Dr. Cairn stared, squaring his jaw, but his son proceeded to relate, with some detail, the circumstances attendant upon the death of the king-swan. He went on to recount what took place in Antony Ferrara's rooms, and at the point where something had been taken from the table and thrown in the fire—

"Stop!" said Dr. Cairn. "What did he throw in the fire?"

The doctor's nostrils quivered, and his eyes were ablaze with some hardly repressed emotion.

"I cannot swear to it, sir—"

"Never mind. What do you think he threw in the fire?"

"A little image, of wax or something similar—an image of—a swan."
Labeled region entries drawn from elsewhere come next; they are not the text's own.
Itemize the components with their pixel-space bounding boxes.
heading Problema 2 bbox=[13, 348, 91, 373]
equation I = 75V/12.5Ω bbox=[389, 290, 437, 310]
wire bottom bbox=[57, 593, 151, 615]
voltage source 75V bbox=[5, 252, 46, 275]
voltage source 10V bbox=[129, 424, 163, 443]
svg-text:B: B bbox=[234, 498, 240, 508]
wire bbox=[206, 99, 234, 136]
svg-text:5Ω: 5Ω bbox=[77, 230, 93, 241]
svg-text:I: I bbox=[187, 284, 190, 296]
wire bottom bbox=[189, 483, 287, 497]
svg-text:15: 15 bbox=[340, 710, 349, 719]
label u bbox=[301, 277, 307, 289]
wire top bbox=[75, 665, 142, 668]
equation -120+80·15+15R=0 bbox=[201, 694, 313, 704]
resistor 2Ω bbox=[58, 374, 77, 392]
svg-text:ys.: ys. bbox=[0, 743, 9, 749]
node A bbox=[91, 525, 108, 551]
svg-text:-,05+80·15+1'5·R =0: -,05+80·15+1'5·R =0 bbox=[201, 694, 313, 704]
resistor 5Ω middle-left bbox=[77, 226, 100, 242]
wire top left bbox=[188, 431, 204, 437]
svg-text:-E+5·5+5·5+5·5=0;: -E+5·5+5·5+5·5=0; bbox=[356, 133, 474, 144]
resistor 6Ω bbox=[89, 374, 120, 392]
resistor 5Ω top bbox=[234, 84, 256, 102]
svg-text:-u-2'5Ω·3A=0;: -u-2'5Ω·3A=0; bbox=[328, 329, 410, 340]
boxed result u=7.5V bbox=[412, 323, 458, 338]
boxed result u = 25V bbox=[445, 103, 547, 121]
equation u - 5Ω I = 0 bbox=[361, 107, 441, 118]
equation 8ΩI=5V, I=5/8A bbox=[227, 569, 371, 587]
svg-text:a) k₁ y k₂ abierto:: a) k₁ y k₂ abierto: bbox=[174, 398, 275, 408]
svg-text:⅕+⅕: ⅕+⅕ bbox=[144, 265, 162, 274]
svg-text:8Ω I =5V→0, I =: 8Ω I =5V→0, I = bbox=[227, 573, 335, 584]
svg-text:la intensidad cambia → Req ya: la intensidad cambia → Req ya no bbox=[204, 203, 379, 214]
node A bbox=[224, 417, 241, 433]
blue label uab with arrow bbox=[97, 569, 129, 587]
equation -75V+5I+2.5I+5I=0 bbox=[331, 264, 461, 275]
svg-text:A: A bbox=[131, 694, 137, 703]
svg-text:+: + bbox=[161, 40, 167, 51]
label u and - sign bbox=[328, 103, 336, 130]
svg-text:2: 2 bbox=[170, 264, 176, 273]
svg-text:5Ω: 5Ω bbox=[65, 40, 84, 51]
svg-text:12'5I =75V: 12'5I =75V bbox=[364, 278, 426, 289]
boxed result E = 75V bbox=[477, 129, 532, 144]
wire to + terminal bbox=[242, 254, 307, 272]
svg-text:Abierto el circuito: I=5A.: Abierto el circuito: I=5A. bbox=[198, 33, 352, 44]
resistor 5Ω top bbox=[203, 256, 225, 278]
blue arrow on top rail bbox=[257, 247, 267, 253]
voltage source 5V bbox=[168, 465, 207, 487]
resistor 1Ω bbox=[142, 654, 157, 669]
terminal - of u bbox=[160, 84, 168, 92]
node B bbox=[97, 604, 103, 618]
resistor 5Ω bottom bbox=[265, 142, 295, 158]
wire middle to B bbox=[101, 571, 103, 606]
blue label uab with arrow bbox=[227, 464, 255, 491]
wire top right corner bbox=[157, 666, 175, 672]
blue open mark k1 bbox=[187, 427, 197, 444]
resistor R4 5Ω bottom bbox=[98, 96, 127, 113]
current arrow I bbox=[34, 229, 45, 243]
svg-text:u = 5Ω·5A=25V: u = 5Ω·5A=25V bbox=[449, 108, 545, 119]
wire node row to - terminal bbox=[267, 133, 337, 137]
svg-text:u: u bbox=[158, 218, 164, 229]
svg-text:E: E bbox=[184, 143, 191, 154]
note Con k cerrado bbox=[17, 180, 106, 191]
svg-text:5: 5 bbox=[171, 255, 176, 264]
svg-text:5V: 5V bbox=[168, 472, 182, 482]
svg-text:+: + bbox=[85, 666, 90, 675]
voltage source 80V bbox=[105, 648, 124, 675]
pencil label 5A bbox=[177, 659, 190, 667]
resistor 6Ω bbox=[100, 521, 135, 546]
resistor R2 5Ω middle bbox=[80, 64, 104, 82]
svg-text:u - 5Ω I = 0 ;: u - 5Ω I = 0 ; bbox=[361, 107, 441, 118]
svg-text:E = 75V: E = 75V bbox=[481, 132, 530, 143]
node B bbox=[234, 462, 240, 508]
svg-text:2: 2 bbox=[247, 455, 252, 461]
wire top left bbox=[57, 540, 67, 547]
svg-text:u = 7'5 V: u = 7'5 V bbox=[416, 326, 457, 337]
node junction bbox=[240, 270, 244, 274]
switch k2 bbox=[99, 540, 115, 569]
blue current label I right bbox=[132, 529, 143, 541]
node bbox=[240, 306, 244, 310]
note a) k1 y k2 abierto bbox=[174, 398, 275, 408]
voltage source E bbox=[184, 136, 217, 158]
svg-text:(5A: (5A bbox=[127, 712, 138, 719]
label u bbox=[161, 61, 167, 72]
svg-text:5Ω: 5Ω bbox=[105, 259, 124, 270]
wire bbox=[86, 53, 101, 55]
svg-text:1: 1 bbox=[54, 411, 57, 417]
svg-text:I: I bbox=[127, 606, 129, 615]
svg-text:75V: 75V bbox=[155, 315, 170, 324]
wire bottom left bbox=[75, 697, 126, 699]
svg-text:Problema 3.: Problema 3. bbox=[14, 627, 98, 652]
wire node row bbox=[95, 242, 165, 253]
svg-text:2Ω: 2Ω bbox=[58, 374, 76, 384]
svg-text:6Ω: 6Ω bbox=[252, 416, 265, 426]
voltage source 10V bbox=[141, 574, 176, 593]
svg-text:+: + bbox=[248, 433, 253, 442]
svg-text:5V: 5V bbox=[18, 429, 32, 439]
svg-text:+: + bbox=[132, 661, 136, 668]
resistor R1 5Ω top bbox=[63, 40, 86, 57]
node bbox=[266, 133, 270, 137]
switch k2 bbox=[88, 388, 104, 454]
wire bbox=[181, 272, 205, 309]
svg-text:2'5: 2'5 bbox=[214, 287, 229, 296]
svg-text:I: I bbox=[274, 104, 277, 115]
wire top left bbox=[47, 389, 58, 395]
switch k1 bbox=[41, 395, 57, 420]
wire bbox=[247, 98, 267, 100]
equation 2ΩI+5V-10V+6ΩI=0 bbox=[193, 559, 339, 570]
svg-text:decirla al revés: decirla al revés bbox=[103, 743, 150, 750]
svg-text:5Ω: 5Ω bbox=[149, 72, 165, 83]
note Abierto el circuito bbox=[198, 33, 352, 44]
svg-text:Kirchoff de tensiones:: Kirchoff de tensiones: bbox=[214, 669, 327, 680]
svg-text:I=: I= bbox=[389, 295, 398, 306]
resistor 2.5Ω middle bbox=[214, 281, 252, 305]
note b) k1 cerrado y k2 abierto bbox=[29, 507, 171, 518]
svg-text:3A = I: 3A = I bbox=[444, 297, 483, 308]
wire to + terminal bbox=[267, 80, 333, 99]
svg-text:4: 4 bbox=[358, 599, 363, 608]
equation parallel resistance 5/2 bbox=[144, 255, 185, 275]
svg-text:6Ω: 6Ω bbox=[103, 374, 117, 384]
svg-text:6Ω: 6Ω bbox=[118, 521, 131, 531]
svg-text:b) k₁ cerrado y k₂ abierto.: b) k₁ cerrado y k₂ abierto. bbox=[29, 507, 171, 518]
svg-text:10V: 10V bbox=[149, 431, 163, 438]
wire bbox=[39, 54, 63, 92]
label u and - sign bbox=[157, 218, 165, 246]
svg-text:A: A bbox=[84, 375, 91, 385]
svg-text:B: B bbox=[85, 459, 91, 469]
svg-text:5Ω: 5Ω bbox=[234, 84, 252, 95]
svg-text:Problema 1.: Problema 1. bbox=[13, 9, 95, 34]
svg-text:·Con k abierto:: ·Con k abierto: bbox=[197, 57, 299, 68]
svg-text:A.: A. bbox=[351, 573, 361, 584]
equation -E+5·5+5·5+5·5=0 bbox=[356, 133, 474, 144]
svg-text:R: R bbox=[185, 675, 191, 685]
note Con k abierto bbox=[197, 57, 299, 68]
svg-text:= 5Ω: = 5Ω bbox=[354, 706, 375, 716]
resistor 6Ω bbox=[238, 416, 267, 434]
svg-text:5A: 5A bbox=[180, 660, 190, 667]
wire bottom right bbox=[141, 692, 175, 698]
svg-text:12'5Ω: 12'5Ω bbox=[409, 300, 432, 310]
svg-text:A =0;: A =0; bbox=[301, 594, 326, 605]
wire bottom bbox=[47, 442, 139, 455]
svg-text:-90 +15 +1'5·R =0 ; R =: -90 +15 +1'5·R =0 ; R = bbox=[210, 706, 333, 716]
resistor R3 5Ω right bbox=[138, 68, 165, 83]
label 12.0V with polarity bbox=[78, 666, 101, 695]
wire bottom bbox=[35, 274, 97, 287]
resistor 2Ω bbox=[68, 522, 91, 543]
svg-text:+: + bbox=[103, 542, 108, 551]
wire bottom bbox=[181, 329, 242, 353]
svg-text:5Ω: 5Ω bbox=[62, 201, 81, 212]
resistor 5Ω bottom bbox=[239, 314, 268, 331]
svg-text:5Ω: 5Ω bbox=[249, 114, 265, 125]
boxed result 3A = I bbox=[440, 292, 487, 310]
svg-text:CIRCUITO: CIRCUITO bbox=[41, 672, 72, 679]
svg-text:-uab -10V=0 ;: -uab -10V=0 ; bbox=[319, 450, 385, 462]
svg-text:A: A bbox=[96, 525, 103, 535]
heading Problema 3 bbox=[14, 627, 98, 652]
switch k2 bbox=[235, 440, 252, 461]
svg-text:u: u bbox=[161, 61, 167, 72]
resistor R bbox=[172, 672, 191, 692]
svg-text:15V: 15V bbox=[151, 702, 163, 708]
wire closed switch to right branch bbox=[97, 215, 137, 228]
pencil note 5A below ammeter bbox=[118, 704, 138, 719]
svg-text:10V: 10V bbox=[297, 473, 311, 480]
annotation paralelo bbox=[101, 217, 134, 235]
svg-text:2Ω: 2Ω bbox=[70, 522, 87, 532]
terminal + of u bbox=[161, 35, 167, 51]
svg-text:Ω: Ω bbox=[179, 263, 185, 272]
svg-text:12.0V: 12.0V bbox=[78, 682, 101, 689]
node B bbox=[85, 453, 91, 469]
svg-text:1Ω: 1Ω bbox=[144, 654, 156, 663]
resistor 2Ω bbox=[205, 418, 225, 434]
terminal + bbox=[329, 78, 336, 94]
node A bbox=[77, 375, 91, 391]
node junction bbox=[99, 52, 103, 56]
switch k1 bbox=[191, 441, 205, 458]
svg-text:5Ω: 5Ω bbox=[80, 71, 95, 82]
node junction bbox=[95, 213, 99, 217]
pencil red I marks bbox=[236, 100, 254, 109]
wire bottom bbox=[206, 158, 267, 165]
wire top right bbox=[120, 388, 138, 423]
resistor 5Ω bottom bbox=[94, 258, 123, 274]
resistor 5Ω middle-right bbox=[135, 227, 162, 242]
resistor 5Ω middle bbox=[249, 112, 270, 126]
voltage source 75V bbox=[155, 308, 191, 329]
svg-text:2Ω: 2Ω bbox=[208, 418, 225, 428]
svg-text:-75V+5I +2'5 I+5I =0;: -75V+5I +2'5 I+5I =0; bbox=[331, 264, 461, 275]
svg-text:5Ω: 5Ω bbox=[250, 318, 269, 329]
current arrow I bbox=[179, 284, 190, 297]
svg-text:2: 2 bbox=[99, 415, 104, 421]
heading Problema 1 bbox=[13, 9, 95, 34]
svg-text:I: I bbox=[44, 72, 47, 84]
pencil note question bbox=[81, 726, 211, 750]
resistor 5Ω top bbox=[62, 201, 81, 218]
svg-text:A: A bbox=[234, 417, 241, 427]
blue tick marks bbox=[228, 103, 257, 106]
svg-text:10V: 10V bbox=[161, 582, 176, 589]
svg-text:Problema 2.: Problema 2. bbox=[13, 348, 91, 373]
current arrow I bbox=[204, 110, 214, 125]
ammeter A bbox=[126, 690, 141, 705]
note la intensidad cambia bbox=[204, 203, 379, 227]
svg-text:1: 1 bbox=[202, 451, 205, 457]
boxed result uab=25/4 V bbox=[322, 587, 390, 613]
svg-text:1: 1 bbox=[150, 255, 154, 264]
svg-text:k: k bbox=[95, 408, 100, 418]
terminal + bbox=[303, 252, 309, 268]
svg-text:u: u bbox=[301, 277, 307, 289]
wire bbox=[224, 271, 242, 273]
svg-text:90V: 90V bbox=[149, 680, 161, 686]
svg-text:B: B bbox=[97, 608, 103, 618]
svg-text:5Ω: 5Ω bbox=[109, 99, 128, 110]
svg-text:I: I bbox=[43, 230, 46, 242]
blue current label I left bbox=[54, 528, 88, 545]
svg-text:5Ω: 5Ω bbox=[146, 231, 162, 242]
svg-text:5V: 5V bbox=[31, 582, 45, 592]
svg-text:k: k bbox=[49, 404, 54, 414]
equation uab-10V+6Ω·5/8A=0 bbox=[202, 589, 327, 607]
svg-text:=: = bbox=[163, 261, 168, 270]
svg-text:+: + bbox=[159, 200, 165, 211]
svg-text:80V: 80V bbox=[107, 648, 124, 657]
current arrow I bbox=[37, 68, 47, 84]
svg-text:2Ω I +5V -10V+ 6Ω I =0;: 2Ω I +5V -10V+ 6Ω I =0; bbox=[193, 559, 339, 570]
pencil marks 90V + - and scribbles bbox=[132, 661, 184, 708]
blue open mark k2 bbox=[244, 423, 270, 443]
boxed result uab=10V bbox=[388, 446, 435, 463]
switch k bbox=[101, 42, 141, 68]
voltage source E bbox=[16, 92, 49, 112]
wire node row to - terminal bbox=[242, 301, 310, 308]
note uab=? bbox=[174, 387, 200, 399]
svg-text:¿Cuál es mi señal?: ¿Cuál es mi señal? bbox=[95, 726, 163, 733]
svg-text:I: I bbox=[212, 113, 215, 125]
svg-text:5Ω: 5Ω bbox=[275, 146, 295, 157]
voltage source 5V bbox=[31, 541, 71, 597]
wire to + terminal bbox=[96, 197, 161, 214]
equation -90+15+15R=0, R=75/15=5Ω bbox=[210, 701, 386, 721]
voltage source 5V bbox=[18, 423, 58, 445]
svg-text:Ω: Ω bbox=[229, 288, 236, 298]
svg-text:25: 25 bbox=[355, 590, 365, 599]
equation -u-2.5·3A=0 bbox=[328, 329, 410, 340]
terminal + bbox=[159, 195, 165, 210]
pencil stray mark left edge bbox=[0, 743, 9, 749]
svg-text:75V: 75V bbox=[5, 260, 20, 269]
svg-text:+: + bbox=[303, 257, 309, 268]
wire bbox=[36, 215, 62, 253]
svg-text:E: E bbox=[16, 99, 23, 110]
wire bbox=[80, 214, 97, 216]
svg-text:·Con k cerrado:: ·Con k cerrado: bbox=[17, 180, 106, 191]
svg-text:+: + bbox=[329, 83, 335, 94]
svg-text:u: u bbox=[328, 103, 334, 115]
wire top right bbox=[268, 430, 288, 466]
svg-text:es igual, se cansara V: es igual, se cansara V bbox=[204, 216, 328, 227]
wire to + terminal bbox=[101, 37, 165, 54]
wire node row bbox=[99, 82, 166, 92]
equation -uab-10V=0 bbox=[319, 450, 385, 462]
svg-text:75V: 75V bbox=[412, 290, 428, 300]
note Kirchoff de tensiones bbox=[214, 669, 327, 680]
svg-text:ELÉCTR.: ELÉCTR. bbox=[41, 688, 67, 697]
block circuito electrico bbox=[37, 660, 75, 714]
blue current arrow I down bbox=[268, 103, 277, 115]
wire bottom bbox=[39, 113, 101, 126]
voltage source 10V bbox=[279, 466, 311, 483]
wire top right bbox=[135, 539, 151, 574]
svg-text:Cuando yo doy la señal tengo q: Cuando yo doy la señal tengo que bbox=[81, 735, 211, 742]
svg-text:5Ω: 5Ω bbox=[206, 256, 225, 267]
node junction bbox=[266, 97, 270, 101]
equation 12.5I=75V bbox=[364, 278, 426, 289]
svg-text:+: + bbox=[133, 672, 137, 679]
At that, despite his self-control, Dr. Cairn became so pale that his son leapt forward.

"All right, Rob," his father waved him away, and turning, walked slowly down the room.

"Go on," he said, rather huskily.

Robert Cairn continued his story up to the time that he visited the hospital where the dead girl lay.

"You can swear that she was the original of the photograph in Antony's rooms and the same who was waiting at the foot of the stair?"

"I can, sir."

"Go on."

Again the younger man resumed his story, relating what he had learnt from Myra Duquesne; what she had told him about the phantom hands; what Felton had told him about the strange perfume perceptible in the house.

"The ring," interrupted Dr. Cairn—"she would recognise it again?"

"She says so."

"Anything else?"

"Only that if some of your books are to be believed, sir, Trois Echelle, D'Ancre and others have gone to the stake for such things in a less enlightened age!"

"Less enlightened, boy!" Dr. Cairn turned his blazing eyes upon him. "More enlightened where the powers of hell were concerned!"

"Then you think—"

"Think! Have I spent half my life in such studies in vain? Did I labour with poor Michael Ferrara in Egypt and learn nothing? Just God! what an end to his labour! What a reward for mine!"

He buried his face in quivering hands.